Laju Bursa AS Menanti Keputusan The Fed Pekan Ini

Investor bursa saham AS menantikan keputusan rapat bank sentral AS (The Fed) pekan ini.
Papan informasi saham Stock Exchange of Thailand (SET) yang ditampilkan di bangkok, Thailand pada Senin (26/10/2020). / Bloomberg-Taylor Weidman
Papan informasi saham Stock Exchange of Thailand (SET) yang ditampilkan di bangkok, Thailand pada Senin (26/10/2020). / Bloomberg-Taylor Weidman

Bisnis.com, JAKARTA – Keseimbangan yang coba dijaga bank sentral Amerika Serikat Federal Reserve (The Fed) antara kekhawatiran atas pasar tenaga kerja yang mulai melemah dan inflasi yang masih tinggi akan menjadi pusat perhatian pelaku pasar pekan ini. Investor tengah menakar sejauh mana faktor-faktor tersebut dapat mengganggu reli pasar saham AS.

Melansir Reuters, Senin (16/5/2025), indeks S&P 500 mencatat pemulihan tajam dalam dua bulan terakhir, seiring meredanya kekhawatiran terhadap dampak hambatan dagang pasca pernyataan "Hari Pembebasan" Presiden Donald Trump pada 2 April yang sebelumnya sempat mengguncang pasar.

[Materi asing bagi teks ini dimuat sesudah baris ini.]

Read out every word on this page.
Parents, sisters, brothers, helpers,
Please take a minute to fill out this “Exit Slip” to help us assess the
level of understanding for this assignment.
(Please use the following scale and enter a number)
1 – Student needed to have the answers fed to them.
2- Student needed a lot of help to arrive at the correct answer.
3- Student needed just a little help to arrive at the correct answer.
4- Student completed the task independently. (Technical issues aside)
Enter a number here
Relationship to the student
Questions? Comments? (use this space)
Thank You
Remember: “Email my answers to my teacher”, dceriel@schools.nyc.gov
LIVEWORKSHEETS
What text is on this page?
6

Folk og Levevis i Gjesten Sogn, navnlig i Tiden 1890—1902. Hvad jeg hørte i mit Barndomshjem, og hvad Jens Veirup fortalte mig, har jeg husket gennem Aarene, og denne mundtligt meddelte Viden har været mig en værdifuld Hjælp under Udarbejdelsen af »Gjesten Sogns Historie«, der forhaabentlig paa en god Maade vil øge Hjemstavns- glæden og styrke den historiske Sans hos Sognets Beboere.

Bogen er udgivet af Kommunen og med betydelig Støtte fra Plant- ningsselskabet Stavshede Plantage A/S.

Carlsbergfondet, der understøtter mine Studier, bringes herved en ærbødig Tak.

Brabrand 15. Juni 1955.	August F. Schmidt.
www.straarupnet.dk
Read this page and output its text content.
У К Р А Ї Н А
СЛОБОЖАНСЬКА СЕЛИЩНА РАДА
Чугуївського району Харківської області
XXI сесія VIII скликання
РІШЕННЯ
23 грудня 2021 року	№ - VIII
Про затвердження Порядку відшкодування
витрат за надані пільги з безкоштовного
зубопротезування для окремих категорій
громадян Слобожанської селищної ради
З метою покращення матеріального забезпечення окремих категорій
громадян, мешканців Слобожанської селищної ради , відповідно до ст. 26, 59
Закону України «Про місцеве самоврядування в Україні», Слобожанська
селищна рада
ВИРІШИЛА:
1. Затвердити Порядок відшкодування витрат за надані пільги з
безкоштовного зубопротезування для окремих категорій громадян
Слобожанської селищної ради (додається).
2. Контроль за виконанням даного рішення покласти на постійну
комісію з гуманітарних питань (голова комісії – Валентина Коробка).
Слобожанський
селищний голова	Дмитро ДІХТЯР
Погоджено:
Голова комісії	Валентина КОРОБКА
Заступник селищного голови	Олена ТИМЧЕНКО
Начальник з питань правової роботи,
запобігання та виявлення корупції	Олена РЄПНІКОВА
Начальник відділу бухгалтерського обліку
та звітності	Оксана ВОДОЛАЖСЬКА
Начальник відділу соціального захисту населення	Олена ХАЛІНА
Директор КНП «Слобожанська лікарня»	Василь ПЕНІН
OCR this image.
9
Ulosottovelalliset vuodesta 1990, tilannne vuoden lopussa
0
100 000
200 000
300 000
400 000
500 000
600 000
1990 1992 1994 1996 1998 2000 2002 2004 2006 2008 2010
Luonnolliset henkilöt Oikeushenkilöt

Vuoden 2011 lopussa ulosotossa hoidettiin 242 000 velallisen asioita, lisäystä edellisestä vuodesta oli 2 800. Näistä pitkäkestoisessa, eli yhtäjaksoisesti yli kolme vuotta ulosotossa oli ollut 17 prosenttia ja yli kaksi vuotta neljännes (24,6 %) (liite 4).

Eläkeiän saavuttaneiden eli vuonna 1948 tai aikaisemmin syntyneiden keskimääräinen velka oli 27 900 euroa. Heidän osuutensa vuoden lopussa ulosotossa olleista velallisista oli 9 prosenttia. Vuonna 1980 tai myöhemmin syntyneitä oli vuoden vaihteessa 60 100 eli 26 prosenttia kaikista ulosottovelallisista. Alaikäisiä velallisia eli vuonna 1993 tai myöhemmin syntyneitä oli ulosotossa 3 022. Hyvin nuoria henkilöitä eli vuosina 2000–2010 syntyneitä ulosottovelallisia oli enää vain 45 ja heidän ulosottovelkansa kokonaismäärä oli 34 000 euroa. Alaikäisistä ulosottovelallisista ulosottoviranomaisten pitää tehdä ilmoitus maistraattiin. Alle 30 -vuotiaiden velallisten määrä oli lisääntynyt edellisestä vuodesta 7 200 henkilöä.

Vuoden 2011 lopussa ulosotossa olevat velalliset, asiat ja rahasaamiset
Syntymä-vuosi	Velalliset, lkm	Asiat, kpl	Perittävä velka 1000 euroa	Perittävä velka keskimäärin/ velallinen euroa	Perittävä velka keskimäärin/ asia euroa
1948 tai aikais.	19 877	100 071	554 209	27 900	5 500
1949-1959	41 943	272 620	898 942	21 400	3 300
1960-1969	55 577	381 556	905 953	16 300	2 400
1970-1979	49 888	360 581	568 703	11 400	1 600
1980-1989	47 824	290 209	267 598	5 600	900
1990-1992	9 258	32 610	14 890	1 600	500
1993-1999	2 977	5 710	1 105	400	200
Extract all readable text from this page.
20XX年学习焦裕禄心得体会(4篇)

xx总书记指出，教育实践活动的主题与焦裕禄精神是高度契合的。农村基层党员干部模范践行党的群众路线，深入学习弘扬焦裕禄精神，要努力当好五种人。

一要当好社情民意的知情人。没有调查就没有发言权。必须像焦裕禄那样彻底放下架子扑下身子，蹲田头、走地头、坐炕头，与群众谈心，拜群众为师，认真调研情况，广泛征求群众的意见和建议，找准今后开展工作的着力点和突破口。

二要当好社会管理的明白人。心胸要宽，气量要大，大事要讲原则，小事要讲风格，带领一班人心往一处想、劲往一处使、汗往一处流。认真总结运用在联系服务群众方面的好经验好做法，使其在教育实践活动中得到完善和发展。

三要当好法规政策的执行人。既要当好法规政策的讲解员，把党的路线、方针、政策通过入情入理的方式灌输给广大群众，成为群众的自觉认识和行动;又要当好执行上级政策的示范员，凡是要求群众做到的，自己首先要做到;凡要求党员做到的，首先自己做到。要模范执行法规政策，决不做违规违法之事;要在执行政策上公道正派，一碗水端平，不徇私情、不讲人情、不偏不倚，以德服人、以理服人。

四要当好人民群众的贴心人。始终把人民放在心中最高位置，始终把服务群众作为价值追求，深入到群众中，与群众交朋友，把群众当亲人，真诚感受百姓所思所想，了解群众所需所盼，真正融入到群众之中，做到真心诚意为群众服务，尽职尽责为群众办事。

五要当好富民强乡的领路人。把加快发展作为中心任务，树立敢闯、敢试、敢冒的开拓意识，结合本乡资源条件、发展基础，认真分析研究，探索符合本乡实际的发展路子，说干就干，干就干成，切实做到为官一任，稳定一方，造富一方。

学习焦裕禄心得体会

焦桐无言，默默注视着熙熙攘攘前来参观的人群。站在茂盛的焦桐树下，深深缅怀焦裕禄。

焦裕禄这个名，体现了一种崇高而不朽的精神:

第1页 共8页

Namun, reli tersebut terganjal pada Jumat lalu setelah serangan militer Israel terhadap Iran memicu gejolak pasar global. Ketidakpastian geopolitik mendorong investor beralih ke aset lindung nilai, dengan S&P 500 merosot 1,1% di akhir sesi.

Pertemuan kebijakan moneter dua hari The Fed pekan ini diperkirakan menjadi titik krusial berikutnya.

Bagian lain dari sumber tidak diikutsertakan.